Bindi, valgono 25 mld. Roberti, approvare subito la riforma

13 marzo, 15:37
(ANSA) - ROMA, 13 MAR - "E' lecito pensare che alla guida dell'Agenzia per i beni sequestrati e confiscati sia una figura anche diversa da quella del prefetto; si apra alla manageralità". Lo ha detto il ministro dell'Interno Marco Minniti al convegno sui beni confiscati che si è appena concluso al Viminale. "Per fare funzionare l'Agenzia - ha spiegato Minniti - servono competenze manageriali ed esperti di mercato, difficili da rintracciare nell'Agenzia".

Il ministro ha insistito sulla necessità che la riforma della legge sui beni confiscati, già approvata dalla Camera nel novembre del 2015, venga licenziata al più presto anche dal Senato. "Sarebbe un peccato mortale - ha detto - arrivare a chiudere la legislatura senza approvare la legge, io la considero una ipotesi del terzo tipo, dell'irrealtà. Faccio appello al Parlamento anche se non ho armi se non quella della persuasione. L'Italia aspetta questo provvedimento, abbiamo già un buon testo, si può migliorare al Senato, se possibile prevedendo modifiche già d'intesa con la Camera". "Questa legislatura non può terminare senza approvare la riforma sui beni confiscati che valgono - tra denaro, terreni, aziende, immobili - circa 25 miliardi", ha sottolineato la presidente della Commissione parlamentare Antimafia, Rosy Bindi.

"Non ci possiamo più permettere di temporeggiare, sarebbe una omissione difficile da spiegare". "Abbiamo motivo di sperare che la legislatura prosegua fino alla scadenza naturale: c'è quindi il tempo per approvare la riforma sui beni confiscati", ha affermato nel suo intervento il procuratore nazionale Antimafia, Franco Roberti. "Poi è chiaro che la legge bisogna farla vivere, per esempio creando i nuclei territoriali di supporto presso le prefetture". "Il ministro dell'Interno Marco Minniti ha fissato la linea della mediazione ragionevole sulla riforma dei beni confiscati.

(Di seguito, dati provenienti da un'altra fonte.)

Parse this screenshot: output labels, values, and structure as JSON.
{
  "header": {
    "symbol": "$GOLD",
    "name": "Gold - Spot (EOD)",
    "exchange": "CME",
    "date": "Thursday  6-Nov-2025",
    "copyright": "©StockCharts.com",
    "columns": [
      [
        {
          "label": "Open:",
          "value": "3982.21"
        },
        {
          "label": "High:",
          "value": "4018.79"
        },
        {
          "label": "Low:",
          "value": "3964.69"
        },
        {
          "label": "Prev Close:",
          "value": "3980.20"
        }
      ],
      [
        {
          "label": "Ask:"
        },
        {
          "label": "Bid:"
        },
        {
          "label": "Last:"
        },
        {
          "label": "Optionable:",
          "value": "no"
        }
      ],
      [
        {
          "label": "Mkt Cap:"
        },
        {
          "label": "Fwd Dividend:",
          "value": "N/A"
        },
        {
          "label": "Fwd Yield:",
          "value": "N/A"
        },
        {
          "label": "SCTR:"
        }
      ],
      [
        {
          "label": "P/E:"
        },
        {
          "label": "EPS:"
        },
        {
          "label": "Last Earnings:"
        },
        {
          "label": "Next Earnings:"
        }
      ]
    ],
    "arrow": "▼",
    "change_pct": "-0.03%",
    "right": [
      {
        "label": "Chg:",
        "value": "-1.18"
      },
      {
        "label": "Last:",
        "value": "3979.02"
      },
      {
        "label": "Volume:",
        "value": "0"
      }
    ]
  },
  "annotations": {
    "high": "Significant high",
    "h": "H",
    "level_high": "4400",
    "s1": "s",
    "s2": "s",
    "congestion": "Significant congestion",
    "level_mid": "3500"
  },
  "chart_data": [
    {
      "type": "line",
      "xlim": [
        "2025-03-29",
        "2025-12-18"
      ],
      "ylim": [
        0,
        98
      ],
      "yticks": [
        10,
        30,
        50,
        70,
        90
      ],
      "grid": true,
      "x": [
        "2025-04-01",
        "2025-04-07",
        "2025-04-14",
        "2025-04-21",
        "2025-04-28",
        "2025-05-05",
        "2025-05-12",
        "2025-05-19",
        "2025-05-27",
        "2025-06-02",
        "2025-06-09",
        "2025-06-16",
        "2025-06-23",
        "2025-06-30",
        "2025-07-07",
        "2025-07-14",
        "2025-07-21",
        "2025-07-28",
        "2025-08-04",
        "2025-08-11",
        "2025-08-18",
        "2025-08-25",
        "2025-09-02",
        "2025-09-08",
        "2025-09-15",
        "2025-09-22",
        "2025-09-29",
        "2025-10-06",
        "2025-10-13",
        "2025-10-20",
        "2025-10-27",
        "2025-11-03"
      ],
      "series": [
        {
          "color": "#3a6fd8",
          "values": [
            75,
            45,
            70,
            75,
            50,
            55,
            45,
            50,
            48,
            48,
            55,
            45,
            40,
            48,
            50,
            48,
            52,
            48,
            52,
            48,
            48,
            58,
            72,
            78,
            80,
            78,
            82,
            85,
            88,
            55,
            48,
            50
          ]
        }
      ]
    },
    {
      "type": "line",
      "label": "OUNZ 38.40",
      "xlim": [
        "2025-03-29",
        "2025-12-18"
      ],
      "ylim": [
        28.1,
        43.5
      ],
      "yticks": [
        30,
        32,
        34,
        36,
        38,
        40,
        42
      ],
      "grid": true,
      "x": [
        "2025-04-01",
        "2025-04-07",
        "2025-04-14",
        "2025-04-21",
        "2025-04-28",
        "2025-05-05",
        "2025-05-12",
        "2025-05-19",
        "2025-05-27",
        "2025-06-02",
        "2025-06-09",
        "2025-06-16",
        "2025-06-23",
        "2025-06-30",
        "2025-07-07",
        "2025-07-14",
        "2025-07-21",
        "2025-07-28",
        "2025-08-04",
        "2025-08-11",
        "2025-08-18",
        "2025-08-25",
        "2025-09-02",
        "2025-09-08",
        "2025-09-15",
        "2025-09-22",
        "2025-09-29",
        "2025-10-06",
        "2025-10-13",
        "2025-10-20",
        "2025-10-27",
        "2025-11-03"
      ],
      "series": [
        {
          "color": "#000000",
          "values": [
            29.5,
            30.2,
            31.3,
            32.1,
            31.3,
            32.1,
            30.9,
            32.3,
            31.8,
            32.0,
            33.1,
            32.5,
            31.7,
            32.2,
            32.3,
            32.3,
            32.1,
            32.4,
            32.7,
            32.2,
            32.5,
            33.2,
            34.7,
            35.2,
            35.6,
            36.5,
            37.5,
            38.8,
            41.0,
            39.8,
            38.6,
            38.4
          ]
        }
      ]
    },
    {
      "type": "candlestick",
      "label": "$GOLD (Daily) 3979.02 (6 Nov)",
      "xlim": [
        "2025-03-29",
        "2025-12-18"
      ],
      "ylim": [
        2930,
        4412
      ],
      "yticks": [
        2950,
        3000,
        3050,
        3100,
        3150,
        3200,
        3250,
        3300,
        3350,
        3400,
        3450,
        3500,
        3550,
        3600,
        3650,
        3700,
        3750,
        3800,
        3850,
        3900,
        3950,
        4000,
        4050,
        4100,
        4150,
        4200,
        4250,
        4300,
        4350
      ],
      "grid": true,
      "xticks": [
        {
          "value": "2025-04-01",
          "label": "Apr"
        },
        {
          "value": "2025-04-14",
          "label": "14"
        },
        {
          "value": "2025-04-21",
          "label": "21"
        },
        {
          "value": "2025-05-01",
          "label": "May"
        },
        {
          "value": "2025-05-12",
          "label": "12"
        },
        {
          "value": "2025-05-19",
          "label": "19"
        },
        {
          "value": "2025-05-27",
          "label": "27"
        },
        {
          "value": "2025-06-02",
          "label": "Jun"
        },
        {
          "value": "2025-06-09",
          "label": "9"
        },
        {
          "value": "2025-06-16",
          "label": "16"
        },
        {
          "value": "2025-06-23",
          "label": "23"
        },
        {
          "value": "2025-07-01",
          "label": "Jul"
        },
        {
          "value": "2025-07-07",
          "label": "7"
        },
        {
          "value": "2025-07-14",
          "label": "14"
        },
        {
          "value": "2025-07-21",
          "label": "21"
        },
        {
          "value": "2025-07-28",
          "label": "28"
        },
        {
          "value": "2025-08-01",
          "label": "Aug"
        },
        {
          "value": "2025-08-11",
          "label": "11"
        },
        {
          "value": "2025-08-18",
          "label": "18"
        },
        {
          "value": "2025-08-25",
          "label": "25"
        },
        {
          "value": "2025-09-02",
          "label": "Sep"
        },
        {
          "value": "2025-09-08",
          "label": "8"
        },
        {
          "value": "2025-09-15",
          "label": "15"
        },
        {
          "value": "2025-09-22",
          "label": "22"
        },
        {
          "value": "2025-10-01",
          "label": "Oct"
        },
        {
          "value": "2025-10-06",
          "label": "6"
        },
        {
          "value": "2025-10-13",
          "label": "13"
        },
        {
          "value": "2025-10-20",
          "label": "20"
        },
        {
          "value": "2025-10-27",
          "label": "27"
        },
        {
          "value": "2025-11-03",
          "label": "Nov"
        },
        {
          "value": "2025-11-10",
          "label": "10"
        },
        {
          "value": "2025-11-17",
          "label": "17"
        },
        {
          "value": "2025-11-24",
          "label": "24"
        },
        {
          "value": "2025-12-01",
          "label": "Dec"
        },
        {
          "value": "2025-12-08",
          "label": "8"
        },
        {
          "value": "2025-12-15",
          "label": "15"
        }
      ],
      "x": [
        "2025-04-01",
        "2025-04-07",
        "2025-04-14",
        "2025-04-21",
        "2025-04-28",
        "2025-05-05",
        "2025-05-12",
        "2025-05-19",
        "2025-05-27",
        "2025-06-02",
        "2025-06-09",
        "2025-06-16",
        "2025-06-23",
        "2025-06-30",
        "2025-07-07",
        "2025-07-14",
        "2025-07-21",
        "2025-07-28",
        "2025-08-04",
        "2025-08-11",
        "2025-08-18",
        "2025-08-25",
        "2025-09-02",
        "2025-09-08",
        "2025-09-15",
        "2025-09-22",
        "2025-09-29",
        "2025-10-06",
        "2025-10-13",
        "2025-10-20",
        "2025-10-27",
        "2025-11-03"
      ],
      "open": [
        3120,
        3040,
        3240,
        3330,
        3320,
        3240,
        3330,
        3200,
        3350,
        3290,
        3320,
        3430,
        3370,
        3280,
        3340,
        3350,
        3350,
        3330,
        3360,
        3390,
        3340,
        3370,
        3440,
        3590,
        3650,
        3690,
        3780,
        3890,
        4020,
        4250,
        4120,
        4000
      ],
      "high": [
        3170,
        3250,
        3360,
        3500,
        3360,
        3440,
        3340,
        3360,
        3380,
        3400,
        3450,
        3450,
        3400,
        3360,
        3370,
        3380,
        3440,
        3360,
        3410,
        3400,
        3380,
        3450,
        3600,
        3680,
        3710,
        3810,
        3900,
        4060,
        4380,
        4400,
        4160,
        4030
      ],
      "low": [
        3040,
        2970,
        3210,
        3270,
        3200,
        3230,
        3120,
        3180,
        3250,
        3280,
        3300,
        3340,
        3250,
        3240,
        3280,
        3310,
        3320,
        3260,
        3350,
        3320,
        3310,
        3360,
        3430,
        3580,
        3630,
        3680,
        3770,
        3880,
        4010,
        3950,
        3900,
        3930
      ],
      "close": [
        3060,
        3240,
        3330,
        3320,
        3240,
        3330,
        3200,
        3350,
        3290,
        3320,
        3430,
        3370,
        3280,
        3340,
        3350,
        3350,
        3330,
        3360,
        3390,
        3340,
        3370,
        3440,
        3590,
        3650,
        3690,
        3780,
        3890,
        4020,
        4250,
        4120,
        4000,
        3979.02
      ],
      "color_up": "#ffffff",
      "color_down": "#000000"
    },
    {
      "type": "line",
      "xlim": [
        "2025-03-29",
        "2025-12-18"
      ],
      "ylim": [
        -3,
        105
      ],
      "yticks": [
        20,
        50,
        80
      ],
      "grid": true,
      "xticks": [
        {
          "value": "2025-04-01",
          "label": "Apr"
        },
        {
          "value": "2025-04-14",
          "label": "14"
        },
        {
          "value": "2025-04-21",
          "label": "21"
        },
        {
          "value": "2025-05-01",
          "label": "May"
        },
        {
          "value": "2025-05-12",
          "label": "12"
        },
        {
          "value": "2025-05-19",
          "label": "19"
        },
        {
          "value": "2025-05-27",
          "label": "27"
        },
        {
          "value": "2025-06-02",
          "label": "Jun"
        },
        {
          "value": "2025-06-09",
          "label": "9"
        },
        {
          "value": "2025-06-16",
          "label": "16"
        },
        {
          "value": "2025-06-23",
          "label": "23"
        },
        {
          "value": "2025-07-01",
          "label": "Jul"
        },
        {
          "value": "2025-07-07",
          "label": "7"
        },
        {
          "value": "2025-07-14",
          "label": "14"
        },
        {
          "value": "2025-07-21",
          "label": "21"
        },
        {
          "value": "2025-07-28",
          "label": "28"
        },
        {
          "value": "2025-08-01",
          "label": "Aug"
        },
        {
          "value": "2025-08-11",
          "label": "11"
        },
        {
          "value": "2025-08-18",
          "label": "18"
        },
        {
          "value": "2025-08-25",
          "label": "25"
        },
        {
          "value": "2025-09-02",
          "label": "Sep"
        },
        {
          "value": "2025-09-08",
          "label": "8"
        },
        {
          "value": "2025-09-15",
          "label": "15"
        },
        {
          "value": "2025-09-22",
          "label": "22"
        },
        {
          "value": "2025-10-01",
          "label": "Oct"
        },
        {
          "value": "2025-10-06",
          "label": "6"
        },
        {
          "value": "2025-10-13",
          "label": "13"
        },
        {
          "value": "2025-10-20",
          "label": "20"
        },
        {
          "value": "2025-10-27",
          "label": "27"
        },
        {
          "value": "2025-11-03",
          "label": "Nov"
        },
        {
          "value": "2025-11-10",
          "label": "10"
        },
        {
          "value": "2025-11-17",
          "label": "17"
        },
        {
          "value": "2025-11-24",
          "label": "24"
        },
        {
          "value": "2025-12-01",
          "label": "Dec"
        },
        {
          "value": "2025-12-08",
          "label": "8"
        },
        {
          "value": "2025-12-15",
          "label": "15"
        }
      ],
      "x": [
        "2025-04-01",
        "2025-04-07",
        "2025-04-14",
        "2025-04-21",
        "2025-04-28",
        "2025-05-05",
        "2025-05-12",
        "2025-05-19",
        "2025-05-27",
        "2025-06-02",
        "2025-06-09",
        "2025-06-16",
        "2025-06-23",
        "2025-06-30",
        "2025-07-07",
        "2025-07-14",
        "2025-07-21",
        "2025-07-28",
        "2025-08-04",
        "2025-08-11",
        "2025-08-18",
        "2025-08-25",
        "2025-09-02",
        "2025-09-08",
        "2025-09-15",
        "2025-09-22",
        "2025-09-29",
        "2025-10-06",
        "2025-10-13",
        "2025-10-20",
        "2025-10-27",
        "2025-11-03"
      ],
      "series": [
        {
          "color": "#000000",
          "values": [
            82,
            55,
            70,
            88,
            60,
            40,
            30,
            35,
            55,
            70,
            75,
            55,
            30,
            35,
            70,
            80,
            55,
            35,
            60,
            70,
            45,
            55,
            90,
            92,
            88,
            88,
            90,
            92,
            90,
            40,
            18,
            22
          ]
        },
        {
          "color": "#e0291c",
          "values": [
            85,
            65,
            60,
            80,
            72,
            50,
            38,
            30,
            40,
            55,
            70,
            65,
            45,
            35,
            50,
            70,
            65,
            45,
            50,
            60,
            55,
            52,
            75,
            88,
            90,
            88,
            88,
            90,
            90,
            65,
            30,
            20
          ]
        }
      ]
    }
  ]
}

Ora basta: si proceda col voto, senza stravolgere il testo votato alla Camera nel Novembre del 2011 figlio del lavoro della Commissione Parlamentare Antimafia", ha osservato il deputato Pd Davide Mattiello, relatore alla Camera della riforma del Codice Antimafia approvata nel novembre 2015. Sono 75 le persone che lavorano per l'Agenzia per i beni sequestrati e confiscati: mezzo dipendente ogni tribunale d'Italia. Il dato lo ha fornito il presidente dell'Agenzia, Umberto Postiglione. "Oggi - ha aggiunto - siamo in grado di assegnare un bene nel giro di 4 mesi rispetto a quando ci arriva anche grazie al sistema "Open Regio". I beni immobili destinati nel 2015 sono stati 1731, nel 2016 1098. Complessivamente, risultano censiti nella banca dati dell'Agenzia, a livello nazionale, al 28 febbraio, 16.696 immobili tra fabbricati e terreni, 7.800 beni finanziari, 2.078 beni mobili, 7.588 beni mobili registrati e 2.492 beni aziendali. (ANSA).